Kids feel under pressure to have the latest in everything -- from toys to trainers -- and are left anxious and depressed if they are unable to keep up with trends, the report found.

The findings from the Children's Society's inquiry into the state of childhood said children need good adult role models and 'not stick-thin fashion models, drug-addled rock stars or obscenely rich footballers'.

The Archbishop of Canterbury, patron of the inquiry, Dr Rowan Williams said, "Children should be encouraged to value themselves for who they are as people rather than what they own."
 
Children are teased for 'being different' and feel under pressure to be fashionable, the inquiry found.

A ten year old girl said, "Many times I feel I have to follow the trends and if I don't, people just laugh at me!"

Many parents expressed concerns about the commercialisation of childhood to the inquiry.

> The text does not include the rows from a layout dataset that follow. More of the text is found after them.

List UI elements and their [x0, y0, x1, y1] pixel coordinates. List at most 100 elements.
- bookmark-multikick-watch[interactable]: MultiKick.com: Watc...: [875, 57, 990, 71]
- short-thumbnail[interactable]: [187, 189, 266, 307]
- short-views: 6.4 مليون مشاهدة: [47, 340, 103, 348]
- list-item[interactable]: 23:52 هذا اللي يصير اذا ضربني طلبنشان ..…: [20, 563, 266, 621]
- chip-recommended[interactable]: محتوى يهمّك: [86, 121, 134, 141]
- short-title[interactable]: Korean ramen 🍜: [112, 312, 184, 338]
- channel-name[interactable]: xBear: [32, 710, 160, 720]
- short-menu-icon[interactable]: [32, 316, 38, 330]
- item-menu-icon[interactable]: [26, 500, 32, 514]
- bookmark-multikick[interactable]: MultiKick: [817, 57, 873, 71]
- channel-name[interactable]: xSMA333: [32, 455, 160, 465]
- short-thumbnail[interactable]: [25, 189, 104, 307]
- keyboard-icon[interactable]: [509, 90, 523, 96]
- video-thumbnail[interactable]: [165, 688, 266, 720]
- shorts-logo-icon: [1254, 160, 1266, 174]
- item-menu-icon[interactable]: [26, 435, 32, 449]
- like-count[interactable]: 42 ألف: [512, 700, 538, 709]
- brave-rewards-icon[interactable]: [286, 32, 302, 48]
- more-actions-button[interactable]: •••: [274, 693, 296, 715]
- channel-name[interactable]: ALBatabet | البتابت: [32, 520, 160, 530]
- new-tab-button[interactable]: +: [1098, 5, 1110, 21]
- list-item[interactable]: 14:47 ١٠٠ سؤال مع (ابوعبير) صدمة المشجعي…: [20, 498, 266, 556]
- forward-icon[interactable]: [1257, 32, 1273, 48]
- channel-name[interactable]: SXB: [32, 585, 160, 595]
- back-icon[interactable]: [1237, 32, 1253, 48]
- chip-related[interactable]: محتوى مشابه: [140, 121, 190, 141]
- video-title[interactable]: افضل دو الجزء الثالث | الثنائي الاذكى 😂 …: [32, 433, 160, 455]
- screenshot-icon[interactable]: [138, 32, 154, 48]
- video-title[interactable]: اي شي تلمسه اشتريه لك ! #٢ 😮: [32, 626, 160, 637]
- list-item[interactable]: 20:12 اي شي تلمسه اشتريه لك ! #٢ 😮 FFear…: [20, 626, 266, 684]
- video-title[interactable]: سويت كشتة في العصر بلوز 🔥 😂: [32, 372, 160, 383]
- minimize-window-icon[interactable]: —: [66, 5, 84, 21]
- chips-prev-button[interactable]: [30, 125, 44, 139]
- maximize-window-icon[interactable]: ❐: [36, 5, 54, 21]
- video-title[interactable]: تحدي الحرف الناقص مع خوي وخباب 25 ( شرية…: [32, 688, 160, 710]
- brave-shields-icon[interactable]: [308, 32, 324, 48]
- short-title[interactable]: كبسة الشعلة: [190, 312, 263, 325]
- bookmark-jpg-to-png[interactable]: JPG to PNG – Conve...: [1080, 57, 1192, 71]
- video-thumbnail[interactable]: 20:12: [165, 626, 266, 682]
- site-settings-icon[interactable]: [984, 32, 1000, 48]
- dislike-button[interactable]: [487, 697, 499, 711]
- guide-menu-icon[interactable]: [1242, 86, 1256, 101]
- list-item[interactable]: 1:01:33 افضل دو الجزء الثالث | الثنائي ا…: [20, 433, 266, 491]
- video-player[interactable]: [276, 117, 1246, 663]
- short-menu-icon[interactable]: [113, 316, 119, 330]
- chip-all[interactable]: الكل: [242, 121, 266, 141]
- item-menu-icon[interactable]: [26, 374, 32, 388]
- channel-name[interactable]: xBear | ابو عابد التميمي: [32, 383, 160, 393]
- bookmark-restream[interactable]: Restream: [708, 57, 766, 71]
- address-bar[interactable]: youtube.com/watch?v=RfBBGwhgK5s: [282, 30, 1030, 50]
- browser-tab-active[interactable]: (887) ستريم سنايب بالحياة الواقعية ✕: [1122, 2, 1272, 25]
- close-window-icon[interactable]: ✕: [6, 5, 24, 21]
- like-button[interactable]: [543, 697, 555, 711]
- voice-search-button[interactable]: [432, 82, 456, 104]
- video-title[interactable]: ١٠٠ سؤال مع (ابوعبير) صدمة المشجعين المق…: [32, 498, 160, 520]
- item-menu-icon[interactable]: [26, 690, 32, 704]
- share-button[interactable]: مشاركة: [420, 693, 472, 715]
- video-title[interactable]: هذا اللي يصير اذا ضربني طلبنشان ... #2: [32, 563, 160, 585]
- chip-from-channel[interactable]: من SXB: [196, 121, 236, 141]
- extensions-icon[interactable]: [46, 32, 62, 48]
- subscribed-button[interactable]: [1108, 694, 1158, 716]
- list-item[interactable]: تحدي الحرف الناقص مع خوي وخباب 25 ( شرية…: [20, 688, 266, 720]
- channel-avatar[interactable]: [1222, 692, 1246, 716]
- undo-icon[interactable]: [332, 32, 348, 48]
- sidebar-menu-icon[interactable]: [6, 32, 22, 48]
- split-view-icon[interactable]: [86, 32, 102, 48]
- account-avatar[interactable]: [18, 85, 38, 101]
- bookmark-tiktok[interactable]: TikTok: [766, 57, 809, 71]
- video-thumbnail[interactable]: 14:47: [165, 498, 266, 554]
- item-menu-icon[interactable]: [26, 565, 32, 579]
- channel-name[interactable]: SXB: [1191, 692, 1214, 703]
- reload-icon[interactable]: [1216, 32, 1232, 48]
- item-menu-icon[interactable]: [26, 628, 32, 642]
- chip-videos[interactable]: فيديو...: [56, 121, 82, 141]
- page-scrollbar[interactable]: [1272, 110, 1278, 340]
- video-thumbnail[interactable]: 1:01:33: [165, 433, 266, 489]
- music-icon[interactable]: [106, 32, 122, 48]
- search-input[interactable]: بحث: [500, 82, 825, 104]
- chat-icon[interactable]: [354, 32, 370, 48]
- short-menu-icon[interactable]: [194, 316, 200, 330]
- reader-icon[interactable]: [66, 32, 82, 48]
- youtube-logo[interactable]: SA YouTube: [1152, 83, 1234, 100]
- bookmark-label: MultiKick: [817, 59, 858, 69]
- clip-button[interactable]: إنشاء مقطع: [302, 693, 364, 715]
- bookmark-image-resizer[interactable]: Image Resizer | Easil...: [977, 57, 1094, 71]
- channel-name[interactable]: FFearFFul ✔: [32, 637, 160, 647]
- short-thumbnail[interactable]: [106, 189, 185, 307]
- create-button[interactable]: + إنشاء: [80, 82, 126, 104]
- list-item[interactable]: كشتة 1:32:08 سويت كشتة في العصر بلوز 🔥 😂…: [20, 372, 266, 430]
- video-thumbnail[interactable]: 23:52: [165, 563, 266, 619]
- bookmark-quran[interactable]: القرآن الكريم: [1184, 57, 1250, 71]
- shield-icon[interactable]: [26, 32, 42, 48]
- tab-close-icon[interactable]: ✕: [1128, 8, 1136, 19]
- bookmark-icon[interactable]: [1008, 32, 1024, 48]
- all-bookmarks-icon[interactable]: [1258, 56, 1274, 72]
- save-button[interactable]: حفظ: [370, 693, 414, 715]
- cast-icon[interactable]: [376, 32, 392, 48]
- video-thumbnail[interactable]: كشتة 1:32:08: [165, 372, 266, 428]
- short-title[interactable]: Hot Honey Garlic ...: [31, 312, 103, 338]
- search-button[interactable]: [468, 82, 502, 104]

Of more than 1,200 adults surveyed, 89

per cent said they believed children were more materialistic than those of past generations.

Ninety per cent of the surveyers claimed that advertising aimed at children over Christmas put pressure on parents to spend more than they could afford.

Professor Philip Graham, emeritus professor of child psychiatry at the Institute of Health, London, believe commercial pressures have worrying psychological effects on children.

"It could be that the most anxious, miserable children are trying to buy things to comfort themselves or it could be that actually wanting things you can't have is frustrating and depressing. Either way, that is not very good," he said.

'I would say it is probable that some depression and anxiety youngsters have is because of the frustration that's engendered by all the advertising, the commercial pressures that are directed towards children,' The Daily Mail quoted him as saying.

'When they are younger, parents should limit the amount of TV, DVDs and exposure to the internet and advertising that children have,' Prof Graham advised.